Regardless of military status of either parent, the court's main responsibility in every state is to find the best child custody arrangement for a child. As honorable as it is to serve one's country, long deployments of one parent are bound to make most children build a closer bond with the other parent. However, in at least one recent case, a soldier returned only to find his wife and child had relocated to another state, with his wife forbidding him from seeing the child.

As hard as it can be for a child to be reacquainted with a parent after a long separation, no matter what the reason, in the long run a permanent break from a parent can lead to long-term devastation and resentment. This is a major factor in why lawmakers are attempting to pass legislation streamlining the process of child custody cases involving one or both parents in the military.

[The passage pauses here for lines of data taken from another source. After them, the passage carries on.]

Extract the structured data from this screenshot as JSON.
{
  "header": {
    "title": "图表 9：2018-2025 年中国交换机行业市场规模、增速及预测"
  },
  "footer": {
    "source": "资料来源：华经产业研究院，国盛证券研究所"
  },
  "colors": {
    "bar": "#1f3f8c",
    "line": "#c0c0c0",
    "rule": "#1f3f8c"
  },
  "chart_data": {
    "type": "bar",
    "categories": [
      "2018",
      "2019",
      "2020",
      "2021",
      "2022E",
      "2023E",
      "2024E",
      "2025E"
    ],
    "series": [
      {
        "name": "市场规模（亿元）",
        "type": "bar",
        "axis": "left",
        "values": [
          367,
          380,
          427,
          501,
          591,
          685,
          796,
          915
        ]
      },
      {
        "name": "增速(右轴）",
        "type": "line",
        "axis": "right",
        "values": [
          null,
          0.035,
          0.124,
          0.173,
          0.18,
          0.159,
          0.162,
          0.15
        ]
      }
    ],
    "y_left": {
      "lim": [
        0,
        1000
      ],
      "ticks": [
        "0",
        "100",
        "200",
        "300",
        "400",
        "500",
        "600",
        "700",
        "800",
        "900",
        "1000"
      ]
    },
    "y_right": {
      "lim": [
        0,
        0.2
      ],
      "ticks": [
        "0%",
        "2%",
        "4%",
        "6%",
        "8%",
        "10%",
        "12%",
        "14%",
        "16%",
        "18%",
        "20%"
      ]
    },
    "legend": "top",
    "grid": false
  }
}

The Servicemembers Civil Relief Act is designed to help servicemembers identify what their rights are and make sure their parental rights aren't compromised because of the time they spent serving their country.

With military cases, jurisdiction easily becomes an issue, and it can be tricky even figuring out which state a custody case should be held in. Servicemembers leave their families out of duty, not choice, and they should not be punished by being separated from their child as if they had abandoned them. A group of lawyers called the Uniform Law Commission is working to create clearer laws among all states that would ease the stress and confusion caused by the current laws that leave servicemember parents wrongfully fighting for their parental rights.